Seijirou’s grip on the pipes tightened.

"What... is that?" he asked, his voice low but edged with disbelief. ’is that ki? But it looks completely different in the game!’

Suzune’s breathing quickened; even Sakai felt his knees weaken. The pressure was so intense it felt as if gravity itself had turned against them, forcing them to bow under its invisible weight.

Ryuhei blinked, then tilted his head with an amused expression.

"Oh? You can see it?" he asked, his voice deeper now, laced with a strange echo that didn’t belong to a human. "Interesting... you four must have a lot of potential. Maybe you’re already close to awakening yourselves."

He smirked, lifting a hand to trace the glowing mark on his cheek.

"This—" he said, his tone dripping with pride, "—is called Karyoku."

The word hung in the air, foreign yet heavy with power.

"It’s something only special people can possess," Ryuhei continued, his grin widening as the aura around him flared brighter. "When you offer something... something precious in exchange, you can form a contract with gods, spirits, or demons, and borrow their power."

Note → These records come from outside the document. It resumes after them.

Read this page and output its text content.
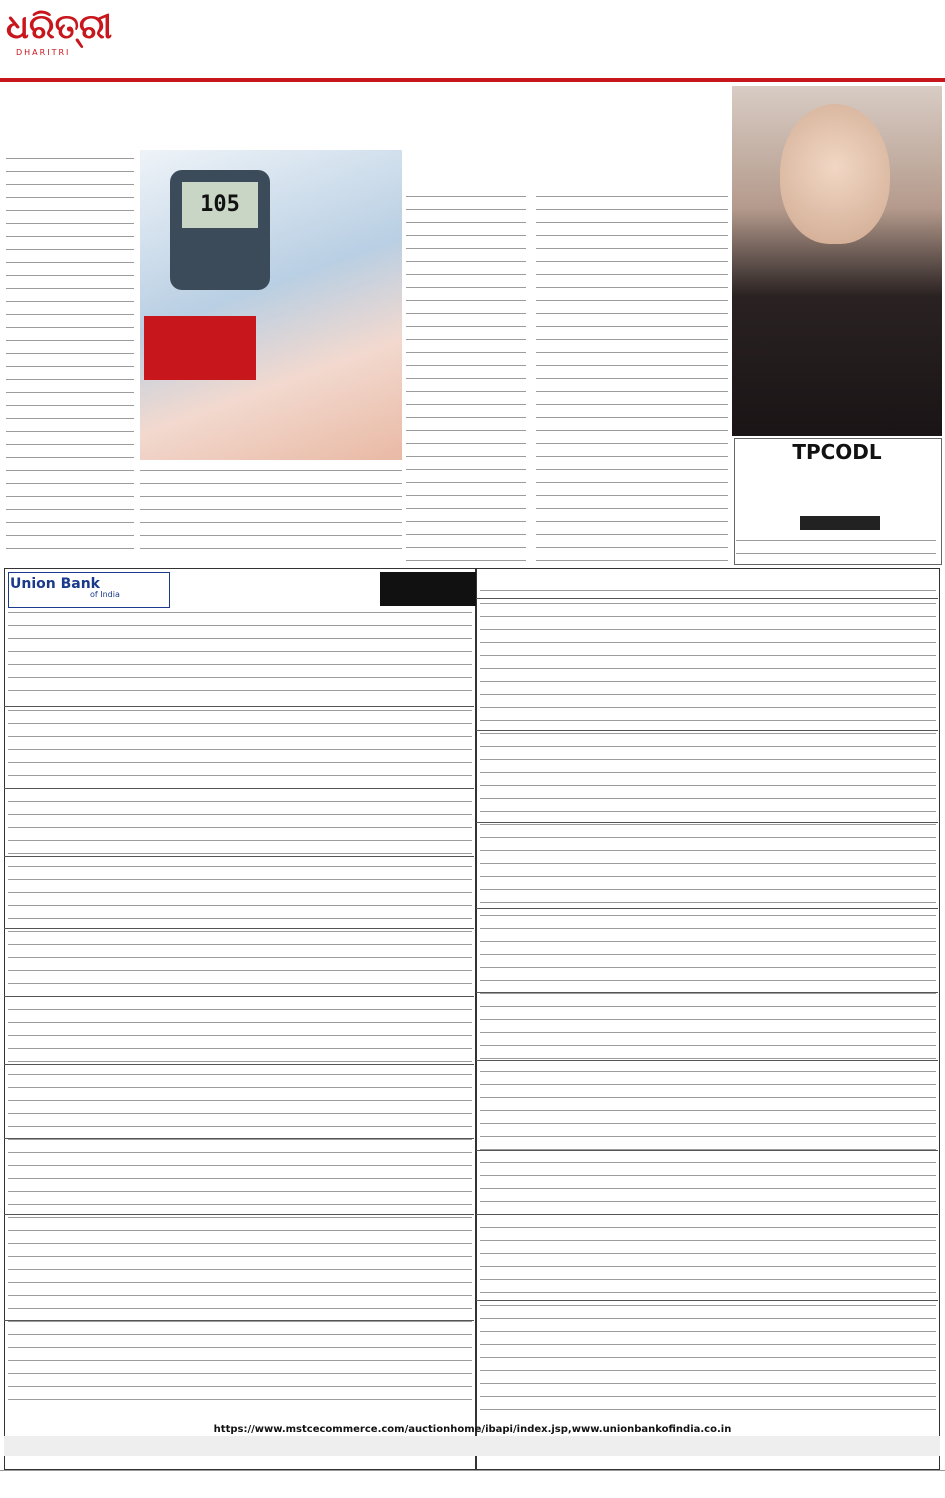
ଧରିତ୍ରୀ
DHARITRI
105
TPCODL
Union Bank
of India
https://www.mstcecommerce.com/auctionhome/ibapi/index.jsp,www.unionbankofindia.co.in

His eyes gleamed, pointing at himself.

"And I," he said slowly, his grin turning feral, "made a contract with an Oni. A creature so vicious and strong its name was still spoken today."

The purple flames around him pulsed, distorting the air like heat waves. The entire room felt smaller now, darker, as if the shadows themselves were being pulled toward him.

Seijirou’s mind raced.

’This isn’t in the game,’ he thought. ’This... this shouldn’t exist.’

He could feel the aura pressing on his chest, almost suffocating him. He knew that Ki exists in this world as he had learned it in the game, but this...he doesn’t know what this is.

Ryuhei took a step forward, the floor cracking beneath his foot. His voice dropped to a low growl, his grin still stretching across his face.

"Well then, Kageyama Seijirou," he said, his tone mocking, his eyes glowing brighter. "Shall we go for round two?"